Classifying X-Ray images of lungs as "Normal" or "Pneumonia" affected from COVID-19 X-Ray images
Original dataset taken from https://www.kaggle.com/khoongweihao/covid19-xray-dataset-train-test-sets and Joseph Paul Cohen and Paul Morrison and Lan Dao. COVID-19 image data collection, arXiv, 2020. https://github.com/ieee8023/covid-chestxray-dataset
Train folder conatains: 74 X-Ray images of normal lungs; 74 X-Ray images of Pneumonia affected lungs.

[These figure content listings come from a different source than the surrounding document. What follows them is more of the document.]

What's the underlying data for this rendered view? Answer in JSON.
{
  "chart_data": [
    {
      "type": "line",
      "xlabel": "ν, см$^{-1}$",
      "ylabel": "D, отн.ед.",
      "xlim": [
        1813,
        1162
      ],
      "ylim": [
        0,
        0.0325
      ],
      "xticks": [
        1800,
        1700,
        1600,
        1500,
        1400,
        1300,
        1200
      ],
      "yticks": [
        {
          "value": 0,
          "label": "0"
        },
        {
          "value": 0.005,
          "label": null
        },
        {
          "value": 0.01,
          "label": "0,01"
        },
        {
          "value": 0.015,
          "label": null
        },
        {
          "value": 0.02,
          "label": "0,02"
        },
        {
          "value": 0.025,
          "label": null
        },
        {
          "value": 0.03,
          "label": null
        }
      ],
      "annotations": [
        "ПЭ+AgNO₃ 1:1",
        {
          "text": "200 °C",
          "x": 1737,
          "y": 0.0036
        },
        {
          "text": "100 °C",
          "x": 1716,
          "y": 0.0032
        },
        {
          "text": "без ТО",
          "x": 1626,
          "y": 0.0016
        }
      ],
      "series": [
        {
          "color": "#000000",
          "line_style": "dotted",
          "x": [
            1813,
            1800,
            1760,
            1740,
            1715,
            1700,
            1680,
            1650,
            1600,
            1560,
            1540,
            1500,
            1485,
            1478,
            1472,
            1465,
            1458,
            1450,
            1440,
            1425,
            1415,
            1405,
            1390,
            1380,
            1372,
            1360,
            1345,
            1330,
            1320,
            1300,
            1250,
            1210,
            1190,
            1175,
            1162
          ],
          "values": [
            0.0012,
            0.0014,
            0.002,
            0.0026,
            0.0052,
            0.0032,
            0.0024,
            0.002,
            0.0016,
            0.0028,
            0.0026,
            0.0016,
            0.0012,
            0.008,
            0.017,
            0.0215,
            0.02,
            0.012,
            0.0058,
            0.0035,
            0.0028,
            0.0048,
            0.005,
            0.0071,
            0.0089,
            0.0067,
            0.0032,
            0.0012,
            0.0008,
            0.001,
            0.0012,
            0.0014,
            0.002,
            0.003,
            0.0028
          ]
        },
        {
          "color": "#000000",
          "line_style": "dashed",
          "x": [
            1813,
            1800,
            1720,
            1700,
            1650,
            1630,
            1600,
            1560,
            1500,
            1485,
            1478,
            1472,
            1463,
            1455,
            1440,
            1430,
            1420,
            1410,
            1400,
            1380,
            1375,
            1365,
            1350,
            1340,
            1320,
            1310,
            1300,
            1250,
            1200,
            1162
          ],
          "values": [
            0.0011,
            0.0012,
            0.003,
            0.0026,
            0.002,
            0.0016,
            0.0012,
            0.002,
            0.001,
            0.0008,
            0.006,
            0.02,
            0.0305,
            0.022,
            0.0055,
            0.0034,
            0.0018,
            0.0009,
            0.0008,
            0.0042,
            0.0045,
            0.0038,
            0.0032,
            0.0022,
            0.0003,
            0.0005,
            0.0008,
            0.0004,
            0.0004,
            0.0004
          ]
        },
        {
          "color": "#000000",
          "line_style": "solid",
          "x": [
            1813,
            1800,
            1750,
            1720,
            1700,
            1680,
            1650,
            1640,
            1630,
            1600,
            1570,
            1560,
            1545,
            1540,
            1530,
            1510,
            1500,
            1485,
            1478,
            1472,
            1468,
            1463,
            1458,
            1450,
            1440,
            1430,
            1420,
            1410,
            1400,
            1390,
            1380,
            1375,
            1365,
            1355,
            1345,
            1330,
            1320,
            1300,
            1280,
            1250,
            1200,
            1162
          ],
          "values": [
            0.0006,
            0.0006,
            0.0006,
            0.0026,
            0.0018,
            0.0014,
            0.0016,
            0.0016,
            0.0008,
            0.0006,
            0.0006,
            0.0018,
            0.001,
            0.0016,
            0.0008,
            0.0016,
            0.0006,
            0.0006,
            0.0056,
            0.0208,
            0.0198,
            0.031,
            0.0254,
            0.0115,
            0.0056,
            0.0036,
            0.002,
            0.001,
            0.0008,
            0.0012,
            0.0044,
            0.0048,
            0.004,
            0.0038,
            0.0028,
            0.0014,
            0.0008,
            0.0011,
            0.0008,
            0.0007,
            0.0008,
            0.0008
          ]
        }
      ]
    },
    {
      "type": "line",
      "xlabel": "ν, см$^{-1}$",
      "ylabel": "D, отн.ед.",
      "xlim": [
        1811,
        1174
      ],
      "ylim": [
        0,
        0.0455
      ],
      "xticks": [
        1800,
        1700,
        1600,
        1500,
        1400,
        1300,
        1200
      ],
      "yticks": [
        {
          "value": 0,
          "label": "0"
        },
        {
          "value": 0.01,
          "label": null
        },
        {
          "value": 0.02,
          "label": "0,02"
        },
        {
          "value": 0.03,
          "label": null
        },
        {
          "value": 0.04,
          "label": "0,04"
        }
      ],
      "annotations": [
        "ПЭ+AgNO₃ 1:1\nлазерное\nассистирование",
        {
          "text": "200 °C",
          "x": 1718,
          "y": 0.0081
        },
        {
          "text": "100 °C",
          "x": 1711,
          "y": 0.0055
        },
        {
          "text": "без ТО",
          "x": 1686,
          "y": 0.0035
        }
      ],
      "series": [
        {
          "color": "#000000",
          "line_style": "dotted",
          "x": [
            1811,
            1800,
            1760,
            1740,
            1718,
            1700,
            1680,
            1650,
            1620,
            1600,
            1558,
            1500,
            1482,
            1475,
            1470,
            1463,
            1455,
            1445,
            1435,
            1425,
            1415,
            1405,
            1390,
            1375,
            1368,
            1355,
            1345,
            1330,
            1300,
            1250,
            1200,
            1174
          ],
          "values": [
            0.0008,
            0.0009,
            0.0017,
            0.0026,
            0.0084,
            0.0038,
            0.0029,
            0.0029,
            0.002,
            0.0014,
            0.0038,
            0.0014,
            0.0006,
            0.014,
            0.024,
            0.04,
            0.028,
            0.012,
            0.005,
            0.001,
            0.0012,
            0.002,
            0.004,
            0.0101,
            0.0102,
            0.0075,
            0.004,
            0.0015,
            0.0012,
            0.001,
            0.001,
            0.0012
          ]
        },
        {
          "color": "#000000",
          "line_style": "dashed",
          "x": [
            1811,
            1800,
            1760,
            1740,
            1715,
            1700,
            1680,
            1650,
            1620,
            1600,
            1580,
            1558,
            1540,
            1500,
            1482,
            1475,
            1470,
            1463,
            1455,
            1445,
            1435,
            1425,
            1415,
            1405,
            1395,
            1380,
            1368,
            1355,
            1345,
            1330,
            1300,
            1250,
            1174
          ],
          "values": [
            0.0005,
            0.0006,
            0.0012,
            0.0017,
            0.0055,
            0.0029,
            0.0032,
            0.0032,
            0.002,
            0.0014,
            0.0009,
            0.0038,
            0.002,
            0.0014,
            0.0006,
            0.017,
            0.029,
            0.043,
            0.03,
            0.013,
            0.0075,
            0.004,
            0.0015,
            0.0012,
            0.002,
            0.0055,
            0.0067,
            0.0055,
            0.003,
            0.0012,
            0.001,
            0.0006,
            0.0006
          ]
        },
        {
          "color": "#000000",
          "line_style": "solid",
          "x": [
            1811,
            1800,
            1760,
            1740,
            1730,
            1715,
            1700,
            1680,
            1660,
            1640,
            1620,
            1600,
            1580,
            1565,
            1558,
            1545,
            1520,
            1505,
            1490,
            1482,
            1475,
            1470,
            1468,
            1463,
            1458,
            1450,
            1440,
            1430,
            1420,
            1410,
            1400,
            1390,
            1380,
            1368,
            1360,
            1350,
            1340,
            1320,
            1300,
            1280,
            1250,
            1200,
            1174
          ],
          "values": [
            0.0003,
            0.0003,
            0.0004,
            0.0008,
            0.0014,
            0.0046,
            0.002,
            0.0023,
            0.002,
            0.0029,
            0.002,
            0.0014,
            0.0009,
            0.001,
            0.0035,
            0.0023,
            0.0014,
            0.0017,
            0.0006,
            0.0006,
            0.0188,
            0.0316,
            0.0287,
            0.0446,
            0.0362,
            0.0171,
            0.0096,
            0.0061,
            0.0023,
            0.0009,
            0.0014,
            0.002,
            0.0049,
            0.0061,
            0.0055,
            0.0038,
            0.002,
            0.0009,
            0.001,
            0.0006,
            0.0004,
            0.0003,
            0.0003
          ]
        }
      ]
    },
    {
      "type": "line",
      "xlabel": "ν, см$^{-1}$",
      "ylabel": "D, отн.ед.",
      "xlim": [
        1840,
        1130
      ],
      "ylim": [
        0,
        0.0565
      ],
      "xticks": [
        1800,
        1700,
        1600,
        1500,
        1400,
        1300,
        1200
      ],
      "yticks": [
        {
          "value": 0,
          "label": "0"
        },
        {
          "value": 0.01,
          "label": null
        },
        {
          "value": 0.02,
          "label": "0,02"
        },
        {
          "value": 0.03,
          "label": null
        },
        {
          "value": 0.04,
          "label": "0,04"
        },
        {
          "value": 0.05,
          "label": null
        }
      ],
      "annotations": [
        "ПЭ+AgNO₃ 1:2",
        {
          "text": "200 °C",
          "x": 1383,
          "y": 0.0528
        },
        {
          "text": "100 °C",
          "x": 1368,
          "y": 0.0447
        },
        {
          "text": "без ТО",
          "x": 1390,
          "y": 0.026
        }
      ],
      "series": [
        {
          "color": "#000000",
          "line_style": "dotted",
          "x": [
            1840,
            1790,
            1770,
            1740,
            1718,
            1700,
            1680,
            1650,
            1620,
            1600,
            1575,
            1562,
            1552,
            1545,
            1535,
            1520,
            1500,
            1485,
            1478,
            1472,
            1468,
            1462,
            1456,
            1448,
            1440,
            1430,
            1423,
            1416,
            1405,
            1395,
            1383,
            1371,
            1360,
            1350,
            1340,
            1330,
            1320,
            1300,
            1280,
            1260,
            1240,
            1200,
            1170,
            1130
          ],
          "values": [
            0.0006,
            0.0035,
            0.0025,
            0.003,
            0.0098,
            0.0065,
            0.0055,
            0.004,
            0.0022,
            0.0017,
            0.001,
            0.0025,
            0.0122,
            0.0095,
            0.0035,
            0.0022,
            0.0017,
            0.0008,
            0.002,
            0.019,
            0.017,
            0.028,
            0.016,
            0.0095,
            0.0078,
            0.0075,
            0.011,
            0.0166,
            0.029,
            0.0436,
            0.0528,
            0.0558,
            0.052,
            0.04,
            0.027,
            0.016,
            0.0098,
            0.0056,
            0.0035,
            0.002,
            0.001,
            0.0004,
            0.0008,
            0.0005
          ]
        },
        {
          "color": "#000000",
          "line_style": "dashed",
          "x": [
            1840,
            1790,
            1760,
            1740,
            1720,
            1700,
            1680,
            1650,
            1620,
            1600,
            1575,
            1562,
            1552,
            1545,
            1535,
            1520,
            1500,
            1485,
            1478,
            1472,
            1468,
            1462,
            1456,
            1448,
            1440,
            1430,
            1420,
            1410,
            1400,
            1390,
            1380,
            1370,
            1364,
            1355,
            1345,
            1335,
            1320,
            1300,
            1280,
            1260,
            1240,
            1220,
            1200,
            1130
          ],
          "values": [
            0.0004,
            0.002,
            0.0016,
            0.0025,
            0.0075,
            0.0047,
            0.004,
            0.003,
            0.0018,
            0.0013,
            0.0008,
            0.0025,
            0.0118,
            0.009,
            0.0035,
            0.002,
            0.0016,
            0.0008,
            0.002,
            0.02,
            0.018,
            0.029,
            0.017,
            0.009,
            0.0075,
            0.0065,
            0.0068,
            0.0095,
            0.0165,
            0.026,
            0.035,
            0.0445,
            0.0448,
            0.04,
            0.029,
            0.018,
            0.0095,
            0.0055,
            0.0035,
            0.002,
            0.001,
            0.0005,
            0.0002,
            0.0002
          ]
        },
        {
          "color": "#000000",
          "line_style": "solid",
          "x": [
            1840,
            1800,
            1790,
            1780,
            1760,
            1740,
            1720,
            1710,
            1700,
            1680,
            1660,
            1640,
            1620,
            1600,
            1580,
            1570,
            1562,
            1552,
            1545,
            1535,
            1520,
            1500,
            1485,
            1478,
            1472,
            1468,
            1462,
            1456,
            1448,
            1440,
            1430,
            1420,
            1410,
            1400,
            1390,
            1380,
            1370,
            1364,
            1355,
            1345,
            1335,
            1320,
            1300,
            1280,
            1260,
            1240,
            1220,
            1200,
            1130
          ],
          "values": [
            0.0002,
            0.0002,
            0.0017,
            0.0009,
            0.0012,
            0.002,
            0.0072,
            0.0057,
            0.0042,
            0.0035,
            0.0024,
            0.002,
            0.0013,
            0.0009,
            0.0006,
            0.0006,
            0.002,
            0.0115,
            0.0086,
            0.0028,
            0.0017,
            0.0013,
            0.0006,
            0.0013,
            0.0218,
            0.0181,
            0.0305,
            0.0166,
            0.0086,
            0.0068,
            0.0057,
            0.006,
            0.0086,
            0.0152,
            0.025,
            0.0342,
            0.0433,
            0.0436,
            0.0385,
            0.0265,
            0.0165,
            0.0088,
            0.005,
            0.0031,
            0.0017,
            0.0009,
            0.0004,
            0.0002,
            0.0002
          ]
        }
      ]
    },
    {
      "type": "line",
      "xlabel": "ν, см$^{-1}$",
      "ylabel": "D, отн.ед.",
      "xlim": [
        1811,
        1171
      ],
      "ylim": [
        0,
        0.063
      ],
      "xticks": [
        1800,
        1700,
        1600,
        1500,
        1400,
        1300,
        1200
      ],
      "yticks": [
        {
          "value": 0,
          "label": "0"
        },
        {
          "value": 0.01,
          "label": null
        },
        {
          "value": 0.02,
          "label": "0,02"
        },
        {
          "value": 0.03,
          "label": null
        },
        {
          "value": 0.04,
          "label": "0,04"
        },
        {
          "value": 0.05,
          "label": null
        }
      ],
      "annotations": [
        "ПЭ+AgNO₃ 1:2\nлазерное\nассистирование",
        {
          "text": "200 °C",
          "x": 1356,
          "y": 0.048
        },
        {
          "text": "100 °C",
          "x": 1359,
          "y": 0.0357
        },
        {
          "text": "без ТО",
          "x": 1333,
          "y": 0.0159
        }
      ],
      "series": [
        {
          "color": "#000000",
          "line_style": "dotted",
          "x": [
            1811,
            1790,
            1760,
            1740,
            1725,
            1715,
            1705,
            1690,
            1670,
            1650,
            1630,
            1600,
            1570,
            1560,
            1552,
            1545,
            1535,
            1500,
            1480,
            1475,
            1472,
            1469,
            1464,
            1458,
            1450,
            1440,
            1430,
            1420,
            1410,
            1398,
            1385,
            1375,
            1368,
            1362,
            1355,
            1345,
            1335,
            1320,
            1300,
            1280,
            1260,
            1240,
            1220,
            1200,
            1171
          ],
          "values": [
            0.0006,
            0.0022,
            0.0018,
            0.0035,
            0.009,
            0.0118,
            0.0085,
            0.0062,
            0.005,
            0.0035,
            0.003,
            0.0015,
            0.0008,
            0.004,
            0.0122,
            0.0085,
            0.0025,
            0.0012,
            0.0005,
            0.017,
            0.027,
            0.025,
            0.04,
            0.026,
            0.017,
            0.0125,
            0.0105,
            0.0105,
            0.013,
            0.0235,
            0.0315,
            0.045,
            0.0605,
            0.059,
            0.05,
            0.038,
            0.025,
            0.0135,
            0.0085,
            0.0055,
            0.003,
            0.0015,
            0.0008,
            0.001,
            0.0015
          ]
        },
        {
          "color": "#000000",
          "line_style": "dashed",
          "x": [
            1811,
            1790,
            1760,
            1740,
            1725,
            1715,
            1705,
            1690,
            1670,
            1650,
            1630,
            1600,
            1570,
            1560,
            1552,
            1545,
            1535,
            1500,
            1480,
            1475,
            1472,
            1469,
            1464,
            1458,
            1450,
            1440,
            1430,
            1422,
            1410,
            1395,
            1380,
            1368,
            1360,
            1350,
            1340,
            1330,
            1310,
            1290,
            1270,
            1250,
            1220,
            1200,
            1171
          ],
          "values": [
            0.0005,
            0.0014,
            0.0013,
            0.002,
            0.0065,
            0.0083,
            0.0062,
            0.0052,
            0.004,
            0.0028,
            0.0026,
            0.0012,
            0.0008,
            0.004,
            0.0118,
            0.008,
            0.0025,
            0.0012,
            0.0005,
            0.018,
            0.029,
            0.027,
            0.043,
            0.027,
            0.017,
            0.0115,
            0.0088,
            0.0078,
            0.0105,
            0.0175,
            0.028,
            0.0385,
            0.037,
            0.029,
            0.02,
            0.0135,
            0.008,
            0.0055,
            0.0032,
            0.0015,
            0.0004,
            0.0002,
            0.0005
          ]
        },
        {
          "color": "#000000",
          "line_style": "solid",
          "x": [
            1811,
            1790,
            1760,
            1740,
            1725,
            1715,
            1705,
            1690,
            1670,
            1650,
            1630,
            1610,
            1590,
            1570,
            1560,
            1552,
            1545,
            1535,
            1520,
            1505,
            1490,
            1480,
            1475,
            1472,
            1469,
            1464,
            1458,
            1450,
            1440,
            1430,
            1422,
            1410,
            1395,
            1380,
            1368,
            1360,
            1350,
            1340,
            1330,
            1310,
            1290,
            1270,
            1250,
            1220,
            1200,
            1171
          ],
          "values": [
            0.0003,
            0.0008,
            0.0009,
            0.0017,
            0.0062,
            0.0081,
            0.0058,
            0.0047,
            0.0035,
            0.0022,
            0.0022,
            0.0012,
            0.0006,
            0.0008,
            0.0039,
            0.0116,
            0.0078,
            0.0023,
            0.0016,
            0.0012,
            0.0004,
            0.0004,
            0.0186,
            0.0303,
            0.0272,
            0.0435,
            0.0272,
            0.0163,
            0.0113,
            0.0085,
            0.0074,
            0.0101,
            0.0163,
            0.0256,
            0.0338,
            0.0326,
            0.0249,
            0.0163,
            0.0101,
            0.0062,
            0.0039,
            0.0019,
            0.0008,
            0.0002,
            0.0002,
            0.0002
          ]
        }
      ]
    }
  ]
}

Test folder conatains: 20 X-Ray images of normal lungs; 20 X-Ray images of Pneumonia affected lungs.
- Python3
- TensorFlow
- Keras
- matplotlib
- os
- logging
CNN with 5 convolutional layers, each followed by a max pooling layer (filter dim: 3 x 3, pooling dim: 2 x 2, stride = 1);
Loss function: binary crossentropy;
Optimiser: Adam with 0.001 learning rate;
Activation fucntion: reLU in all layers except for the last one which uses sigmoid;
Please rename "train_NORMAL" and "train_PNEUMONIA" to "NORMAL" and "PNEUMONIA" instead and put the two folders in a single folder called "train".
After that put, "train" and "test" into a new folder named "xray_dataset_covid19".